Overview
The SDARTS Automatic Content Summary Extraction application permits the creation of estimated content summaries for SDARTS remote web sources (see paper). The application J2EE compliant. It can be installed on any J2EE compliant application server. We provide a web application archive file("war" file) to be installed as described below. R, a language and environment for statistical computing and graphics, is required, but not provided.We use documents sampling approach employing a small number of short topically focused query probes. These probes are contained in the hierarchy directory included in the distribution. This application performs the sampling normalizes the results and places an SDARTS content summary in the appropriate configuration directory of the SDARTS server.
Installation
The distribution
The distribution includes consists of a directory csextraction containing:
Installation Instructions
Deploy in accordance with the instructions for your application server the csextraction.war file.
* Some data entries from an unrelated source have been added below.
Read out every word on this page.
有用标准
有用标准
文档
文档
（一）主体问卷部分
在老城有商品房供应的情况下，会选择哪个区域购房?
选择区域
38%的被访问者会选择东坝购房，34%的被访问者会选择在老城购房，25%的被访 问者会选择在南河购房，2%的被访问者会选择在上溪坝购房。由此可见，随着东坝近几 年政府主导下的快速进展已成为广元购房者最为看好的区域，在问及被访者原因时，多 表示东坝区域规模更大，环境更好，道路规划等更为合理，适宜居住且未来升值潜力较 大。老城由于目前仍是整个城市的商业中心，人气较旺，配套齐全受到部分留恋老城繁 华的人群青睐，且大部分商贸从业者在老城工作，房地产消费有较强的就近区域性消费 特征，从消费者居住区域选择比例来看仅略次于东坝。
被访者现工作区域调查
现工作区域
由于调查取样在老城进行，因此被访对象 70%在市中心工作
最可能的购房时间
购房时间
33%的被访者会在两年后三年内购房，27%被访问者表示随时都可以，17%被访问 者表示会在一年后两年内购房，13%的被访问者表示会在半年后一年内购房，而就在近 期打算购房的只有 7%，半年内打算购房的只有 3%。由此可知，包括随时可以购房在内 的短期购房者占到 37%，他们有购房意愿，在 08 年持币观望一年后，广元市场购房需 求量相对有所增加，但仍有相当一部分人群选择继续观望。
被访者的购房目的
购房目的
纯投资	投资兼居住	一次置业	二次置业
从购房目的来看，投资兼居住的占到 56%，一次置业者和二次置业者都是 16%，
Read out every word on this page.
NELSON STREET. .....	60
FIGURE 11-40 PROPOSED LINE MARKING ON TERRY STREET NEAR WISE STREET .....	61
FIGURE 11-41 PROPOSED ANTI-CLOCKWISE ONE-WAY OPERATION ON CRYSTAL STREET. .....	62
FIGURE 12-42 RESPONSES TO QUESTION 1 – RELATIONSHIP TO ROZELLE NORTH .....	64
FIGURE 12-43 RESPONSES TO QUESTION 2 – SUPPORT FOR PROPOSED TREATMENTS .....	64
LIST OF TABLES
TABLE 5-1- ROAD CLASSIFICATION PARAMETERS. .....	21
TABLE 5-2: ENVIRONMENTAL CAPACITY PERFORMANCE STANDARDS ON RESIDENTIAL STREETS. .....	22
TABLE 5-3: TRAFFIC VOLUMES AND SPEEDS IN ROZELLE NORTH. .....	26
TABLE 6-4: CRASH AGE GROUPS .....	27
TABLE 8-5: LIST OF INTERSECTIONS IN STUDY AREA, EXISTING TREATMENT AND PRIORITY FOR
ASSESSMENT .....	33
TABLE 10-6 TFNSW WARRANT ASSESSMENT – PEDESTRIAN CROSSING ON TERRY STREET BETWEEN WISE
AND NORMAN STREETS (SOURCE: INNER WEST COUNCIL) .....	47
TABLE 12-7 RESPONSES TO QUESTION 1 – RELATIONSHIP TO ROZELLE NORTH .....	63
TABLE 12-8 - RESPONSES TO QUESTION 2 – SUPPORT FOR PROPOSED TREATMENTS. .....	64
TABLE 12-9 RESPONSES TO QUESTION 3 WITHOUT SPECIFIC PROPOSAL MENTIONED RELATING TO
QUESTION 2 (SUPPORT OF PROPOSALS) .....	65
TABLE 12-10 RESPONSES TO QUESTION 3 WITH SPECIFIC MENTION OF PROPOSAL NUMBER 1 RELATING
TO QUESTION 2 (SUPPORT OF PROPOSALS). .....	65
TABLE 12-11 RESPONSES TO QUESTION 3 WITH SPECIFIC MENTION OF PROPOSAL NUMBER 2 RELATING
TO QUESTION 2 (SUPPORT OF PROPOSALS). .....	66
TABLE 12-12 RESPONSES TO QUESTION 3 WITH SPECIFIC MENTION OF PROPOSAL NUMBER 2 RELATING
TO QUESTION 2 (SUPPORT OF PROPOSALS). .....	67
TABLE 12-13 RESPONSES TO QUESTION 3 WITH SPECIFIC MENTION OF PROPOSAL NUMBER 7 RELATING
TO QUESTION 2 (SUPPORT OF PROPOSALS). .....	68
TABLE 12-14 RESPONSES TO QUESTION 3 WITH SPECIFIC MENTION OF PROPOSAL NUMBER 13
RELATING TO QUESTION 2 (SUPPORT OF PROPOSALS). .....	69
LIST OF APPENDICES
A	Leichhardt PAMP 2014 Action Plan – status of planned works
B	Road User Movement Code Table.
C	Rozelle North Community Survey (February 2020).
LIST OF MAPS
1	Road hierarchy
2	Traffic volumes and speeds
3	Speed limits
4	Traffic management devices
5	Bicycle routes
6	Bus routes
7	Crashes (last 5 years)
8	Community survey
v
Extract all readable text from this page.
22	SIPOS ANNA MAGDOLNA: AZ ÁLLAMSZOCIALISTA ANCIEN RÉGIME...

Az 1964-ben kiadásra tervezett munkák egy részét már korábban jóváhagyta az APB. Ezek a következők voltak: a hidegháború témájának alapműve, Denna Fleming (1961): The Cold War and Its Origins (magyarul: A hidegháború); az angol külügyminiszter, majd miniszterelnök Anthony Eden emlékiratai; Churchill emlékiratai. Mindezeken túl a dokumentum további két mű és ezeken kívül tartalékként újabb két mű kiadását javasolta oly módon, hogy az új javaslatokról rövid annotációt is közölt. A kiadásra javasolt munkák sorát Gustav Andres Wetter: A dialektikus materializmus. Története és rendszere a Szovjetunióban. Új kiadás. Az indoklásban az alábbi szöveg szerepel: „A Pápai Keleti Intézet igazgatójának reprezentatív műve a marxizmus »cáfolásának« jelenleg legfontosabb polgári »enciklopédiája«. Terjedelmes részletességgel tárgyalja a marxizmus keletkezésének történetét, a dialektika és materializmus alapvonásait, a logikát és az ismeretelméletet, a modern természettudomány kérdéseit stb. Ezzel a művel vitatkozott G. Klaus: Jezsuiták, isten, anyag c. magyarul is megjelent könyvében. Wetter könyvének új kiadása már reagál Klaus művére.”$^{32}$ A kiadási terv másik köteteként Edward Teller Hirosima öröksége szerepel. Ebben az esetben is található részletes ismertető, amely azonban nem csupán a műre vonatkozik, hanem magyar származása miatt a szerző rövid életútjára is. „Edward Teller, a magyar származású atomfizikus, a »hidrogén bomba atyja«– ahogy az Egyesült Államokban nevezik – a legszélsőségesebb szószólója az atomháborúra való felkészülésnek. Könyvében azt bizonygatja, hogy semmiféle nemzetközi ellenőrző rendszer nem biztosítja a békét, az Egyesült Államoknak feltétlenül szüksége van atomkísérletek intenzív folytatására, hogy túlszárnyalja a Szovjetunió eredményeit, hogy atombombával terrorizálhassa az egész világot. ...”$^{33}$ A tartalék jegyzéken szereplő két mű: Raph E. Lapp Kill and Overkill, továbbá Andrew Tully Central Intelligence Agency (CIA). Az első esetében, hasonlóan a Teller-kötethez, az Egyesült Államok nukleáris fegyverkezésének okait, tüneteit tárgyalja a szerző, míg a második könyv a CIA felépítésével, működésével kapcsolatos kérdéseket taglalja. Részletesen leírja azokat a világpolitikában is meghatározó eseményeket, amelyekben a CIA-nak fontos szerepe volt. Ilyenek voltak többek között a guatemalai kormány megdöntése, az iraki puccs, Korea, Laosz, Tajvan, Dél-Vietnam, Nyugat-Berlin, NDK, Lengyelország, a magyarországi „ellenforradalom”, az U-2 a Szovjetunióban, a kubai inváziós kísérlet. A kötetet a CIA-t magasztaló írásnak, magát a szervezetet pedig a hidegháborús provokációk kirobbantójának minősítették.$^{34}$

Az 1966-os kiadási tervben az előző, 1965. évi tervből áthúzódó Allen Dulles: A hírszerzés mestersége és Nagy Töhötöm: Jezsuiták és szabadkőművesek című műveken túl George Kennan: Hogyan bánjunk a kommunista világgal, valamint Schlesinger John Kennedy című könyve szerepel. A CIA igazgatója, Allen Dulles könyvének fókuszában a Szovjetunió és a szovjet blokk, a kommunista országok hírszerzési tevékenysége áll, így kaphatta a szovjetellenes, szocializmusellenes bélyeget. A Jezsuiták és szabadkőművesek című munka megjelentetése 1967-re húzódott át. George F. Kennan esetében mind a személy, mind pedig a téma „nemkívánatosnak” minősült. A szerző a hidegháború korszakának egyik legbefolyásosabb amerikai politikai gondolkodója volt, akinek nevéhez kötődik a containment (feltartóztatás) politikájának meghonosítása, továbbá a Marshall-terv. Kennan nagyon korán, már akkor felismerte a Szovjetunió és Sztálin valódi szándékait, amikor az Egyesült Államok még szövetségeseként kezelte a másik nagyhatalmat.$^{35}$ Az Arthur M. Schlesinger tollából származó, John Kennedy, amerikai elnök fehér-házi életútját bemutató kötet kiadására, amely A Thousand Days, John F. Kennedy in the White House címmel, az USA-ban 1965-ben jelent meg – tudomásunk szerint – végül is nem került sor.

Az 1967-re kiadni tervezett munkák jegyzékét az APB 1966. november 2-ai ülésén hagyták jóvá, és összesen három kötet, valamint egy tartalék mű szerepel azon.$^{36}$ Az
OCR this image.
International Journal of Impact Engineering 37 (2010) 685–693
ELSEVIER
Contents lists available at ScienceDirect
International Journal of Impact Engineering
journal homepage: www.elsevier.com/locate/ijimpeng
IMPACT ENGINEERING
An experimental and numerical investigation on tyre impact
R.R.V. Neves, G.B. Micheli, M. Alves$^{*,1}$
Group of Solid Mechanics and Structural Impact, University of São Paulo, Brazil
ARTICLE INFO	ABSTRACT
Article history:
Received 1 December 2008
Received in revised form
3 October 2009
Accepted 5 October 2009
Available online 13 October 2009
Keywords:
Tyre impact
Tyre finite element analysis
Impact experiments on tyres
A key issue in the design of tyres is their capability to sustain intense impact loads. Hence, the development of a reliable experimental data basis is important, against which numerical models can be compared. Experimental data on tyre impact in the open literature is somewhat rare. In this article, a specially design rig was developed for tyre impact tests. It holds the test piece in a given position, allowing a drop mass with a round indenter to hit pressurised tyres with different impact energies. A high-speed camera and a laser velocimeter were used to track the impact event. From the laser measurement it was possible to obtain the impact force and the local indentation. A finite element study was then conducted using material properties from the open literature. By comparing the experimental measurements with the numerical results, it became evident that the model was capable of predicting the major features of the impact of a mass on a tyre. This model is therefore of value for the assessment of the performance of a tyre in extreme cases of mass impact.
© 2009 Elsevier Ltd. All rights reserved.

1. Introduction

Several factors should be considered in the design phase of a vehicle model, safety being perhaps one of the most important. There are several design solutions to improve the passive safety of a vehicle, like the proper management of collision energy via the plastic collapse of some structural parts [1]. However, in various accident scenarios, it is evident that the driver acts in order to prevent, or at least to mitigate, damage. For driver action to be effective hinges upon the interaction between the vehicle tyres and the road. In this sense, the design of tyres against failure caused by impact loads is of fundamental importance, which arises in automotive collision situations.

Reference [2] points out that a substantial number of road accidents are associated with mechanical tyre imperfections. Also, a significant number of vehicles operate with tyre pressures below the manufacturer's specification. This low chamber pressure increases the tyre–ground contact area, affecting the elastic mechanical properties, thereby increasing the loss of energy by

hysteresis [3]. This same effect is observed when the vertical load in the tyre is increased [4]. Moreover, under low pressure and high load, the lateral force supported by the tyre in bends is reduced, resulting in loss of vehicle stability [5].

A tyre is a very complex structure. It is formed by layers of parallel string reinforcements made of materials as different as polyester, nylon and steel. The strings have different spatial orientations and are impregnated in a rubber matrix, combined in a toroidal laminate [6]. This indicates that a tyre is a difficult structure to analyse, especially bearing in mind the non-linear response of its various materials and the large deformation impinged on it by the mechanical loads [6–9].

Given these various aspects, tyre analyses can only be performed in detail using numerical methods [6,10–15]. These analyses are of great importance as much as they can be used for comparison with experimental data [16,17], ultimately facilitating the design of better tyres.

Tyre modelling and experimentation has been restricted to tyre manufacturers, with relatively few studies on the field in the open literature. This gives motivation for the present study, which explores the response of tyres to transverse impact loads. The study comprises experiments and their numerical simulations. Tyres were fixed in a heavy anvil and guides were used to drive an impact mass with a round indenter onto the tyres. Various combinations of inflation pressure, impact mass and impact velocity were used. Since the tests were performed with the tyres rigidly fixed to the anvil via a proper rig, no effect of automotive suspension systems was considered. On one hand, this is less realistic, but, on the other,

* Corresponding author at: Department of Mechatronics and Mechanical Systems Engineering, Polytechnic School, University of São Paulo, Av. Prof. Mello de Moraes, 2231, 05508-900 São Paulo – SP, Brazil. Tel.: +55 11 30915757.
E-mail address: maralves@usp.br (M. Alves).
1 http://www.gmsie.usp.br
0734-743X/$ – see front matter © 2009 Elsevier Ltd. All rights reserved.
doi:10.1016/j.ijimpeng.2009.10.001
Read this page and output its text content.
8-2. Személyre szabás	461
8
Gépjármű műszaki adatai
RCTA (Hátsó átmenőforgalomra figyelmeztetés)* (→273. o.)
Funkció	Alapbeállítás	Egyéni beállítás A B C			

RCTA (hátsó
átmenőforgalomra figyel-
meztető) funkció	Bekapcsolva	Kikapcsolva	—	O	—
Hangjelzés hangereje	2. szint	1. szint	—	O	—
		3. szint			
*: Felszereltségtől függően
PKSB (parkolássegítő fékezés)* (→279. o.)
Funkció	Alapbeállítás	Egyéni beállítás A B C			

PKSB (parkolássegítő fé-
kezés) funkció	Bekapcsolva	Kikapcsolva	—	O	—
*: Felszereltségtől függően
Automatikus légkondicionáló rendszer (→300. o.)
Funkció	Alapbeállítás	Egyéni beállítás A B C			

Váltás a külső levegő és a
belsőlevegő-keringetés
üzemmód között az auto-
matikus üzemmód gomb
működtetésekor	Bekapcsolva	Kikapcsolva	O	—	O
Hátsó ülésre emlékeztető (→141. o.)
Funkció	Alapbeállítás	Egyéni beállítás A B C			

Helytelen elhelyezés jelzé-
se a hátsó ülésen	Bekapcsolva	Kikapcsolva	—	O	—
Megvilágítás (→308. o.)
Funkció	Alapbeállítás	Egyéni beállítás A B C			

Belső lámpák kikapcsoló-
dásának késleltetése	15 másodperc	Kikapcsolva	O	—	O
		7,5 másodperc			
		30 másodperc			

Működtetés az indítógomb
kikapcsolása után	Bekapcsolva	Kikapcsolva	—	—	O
In the root directory for the deployed application you will find the csextraction.properties file. Edit the file to reflect the locations of the various directories
#This contains the configuration parameters for the Automatic Content Summary Extraction All of the paths should be absolute. #The path to the SDARTS server configuration directory defaultconfigpath=e:/documents/sdarts/config/ #The path where this application will store intermediate profiles #and find the patch file to run R-Project workingpath = E:/Documents/working/ #The url for the query interface of the SDARTS server sdartsurl=http://db.cs.columbia.edu:8080/sdarts
Include not only the path but the hierarchy file name. This permits you to incorporate alternative classifiers
#The full path to the hierarchy file The individual classifier files should be in #a directory named classifiers rooted in the same directory as the hierarchy file hierarchyfile =E:/Documents/hierarchy/hierarchy-svm.txt
The doc sample size indicates the number of articles retrieved. We have achieved good results with 4. Increasing this number increases memory consumption as well as time required to create a summary.
#The number of article retrieved and fully analyzed for each query in the extraction process docsamplesize=4
If true the application executes the .bat files to run R-project software otherwise it uses the .sh files in the working directory.
#indicates whether the system is Windows(true). False indicates linux/unix iswindows=true
After restarting your server the application should be ready to use.